A Federal Reserve survey has found that more than half of U.S. banks that lend to European banks have tightened their standards, a reflection of the persistent European debt crisis.
Of the 26 U.S. banks surveyed that make loans to European banks, five said they had tightened their standards considerably in the October-December quarter. Another 10 said that they had tightened them somewhat in the same period, according to the survey released Monday.
Many economists predict that Europe's debt crisis will push the region into a recession this year. Many European banks are heavily exposed to government debt, making the banks more of a risk.
In the U.S., banks are seeing more small businesses apply for loans, according to the Fed's quarterly survey of loan officers for large banks.

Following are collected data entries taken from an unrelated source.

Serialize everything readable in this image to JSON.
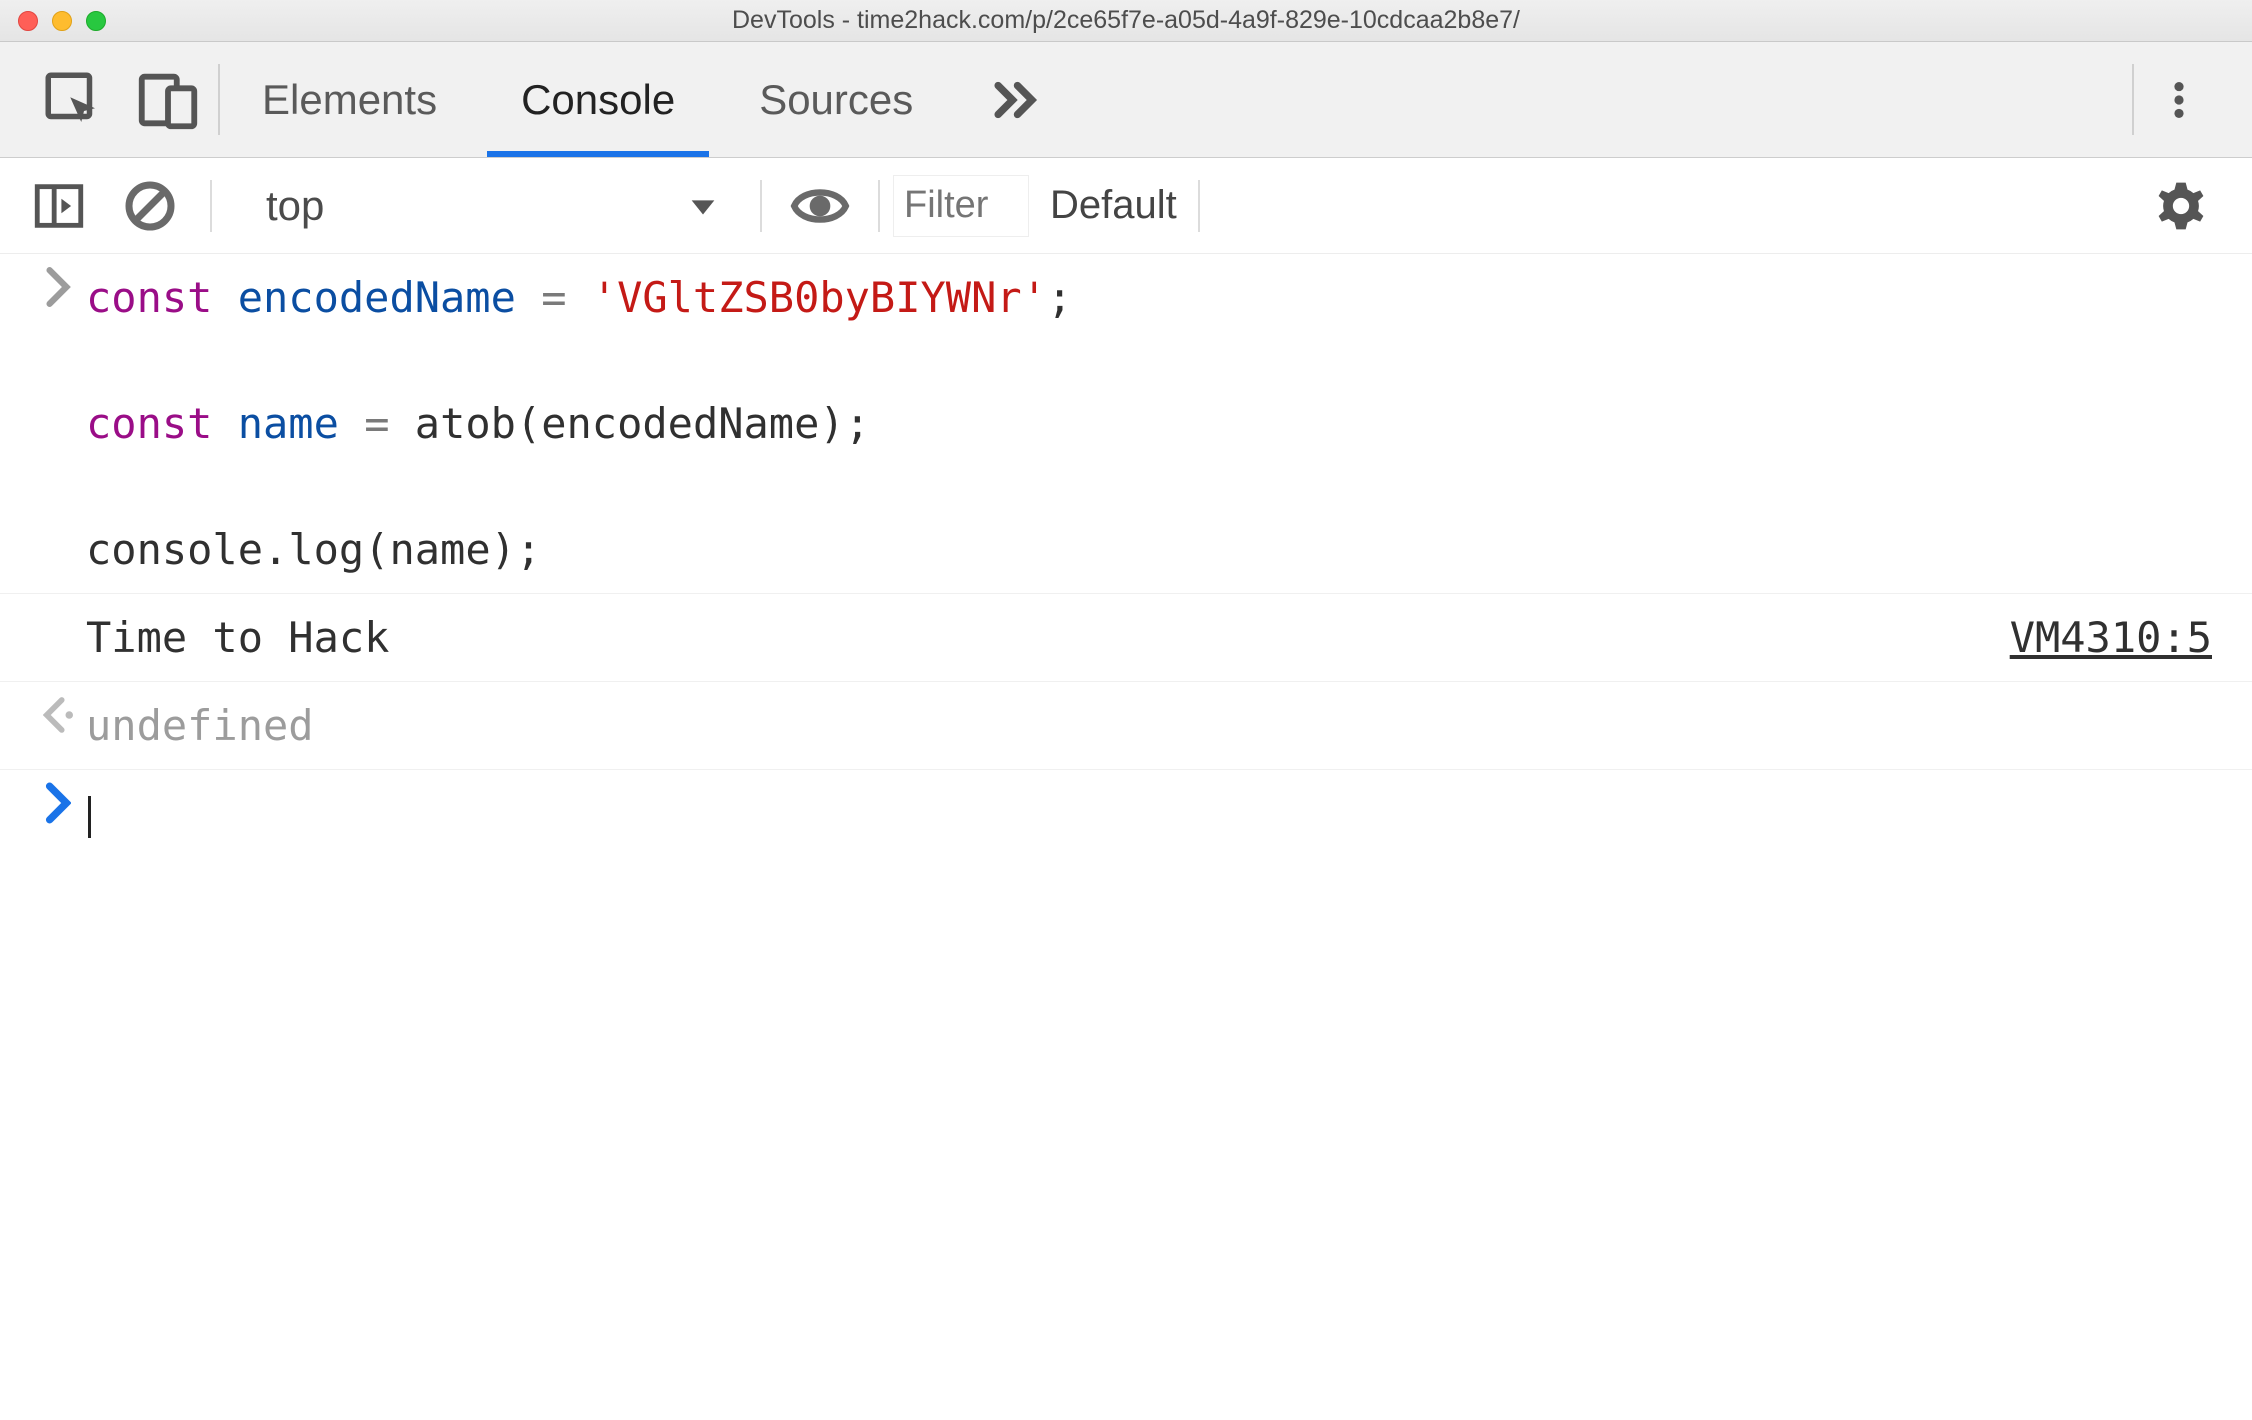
{
  "window": {
    "title": "DevTools - time2hack.com/p/2ce65f7e-a05d-4a9f-829e-10cdcaa2b8e7/"
  },
  "tabs": {
    "elements": "Elements",
    "console": "Console",
    "sources": "Sources"
  },
  "toolbar": {
    "context": "top",
    "filter_placeholder": "Filter",
    "levels_label": "Default"
  },
  "code": {
    "line1": {
      "kw": "const",
      "var": "encodedName",
      "op": "=",
      "str": "'VGltZSB0byBIYWNr'",
      "end": ";"
    },
    "line2": {
      "kw": "const",
      "var": "name",
      "op": "=",
      "fn": "atob",
      "lp": "(",
      "arg": "encodedName",
      "rp": ")",
      "end": ";"
    },
    "line3": {
      "obj": "console",
      "dot": ".",
      "fn": "log",
      "lp": "(",
      "arg": "name",
      "rp": ")",
      "end": ";"
    }
  },
  "log": {
    "message": "Time to Hack",
    "source": "VM4310:5"
  },
  "return": {
    "value": "undefined"
  },
  "gutters": {
    "in": ">",
    "out": "<·",
    "prompt": ">"
  }
}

The percentage of banks reporting increased loan demand from companies with annual sales of less than $50 million rose to the highest level since 2005, the survey found.
Economists saw the increase in demand for loans as a good sign for future economic growth because it indicates that more companies are confident and may be looking to hire more and expand.
"Businesses are starting to look to grow and they need loans to do it," said Mark Zandi, chief economist at Moody's Analytics.
Zandi said while loan standards are still tight compared to the period before the financial crisis hit, they have been eased in recent quarters and that is a good sign for future growth as well.
"The credit spigot is slowly opening after having been closed tight during the credit crunch," Zandi said. "That is good because we need credit to flow for this recovery to gain traction."